Hans-Kristian Hoejsgaard, president and chief executive officer of the $700 million Timex Group, sees the designer market as a huge opportunity for the firm. Since his arrival from high jewelry firm Georg Jensen last year, he has built upon the firm’s existing luxury offerings and raised its international profile. In addition to acquiring the licenses for Valentino and Ferragamo watches, Timex is eyeing more potential licensees to solidify its portfolio. It is building up its Vertime luxury group, which houses Versace watches, and acquired Vincent Bérard, whose watches start at $75,000 at retail, in 2006.
“The whole notion of watches has been taken way beyond timekeeping,” says Hoejsgaard. “It is a real fashion category, an accessory that happens to show time. When you define it from that perspective, it makes sense that fashion brands would move into watches and jewelry. In its own right, the watch sector has had a great run for the last seven or eight years.”
According to Hoejsgaard, Timex Group’s luxury watches encompass 7 percent of the firm’s total business and is building toward the 15 percent mark over the next two years.
Chanel’s first watch, dubbed Premiere, made its debut in 1987. Over time, Chanel timekeeping has evolved into a collection of highly stylized and expertly crafted watches that do a huge business for the storied house.
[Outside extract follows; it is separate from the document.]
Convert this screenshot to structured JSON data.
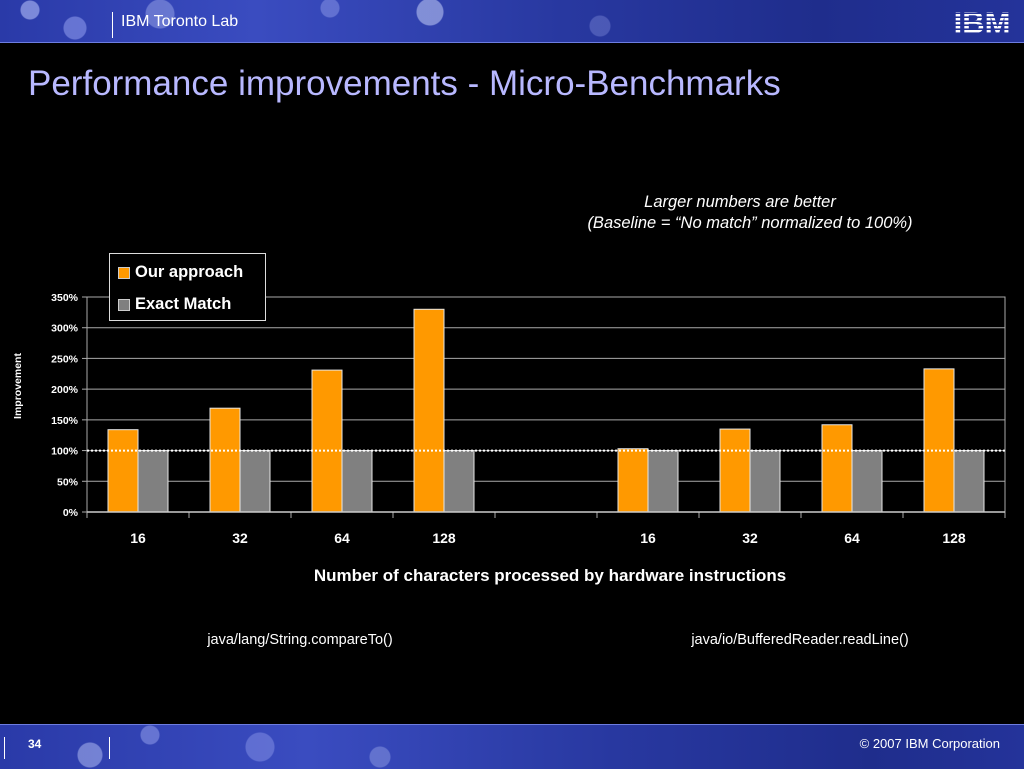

The J12 model, introduced in 2000, is a top seller at Bergdorf Goodman in New York. In 2005, Chanel introduced the J12 tourbillon, which put the firm into the world of true fine jewelry watches. But the firm doesn’t see its foray into the category as an extension of its brand, but more as an homage to the brand’s core.
“The first watch for us, which launched in 1987, is still there,” says Nicolas Beau, director of watches at Chanel. “We are modernizing the line this year at 21 years old. Later we are launching another version of the Premiere watch and the J12, which, born in 2000, will soon be 10 years old. We are confident we’ll be celebrating its 10th, 20th and 30th birthday. We are not into launching watches every season, and our history proves it.”
Michael Kors has seen a huge success with his oversize watches, produced in partnership with Fossil. While retailing at between $110 and $350, the pieces are more for a whimsical fashion statement than expert timekeeping, but they are nonetheless one of Kors’ best-selling accessories.
“A lot of Michael’s success is attributed to the brand,” says Jennifer Fink, brand manager for Michael Kors watches. “But buying a watch makes people feel good. Michael’s philosophy is that people should have a wardrobe of watches.”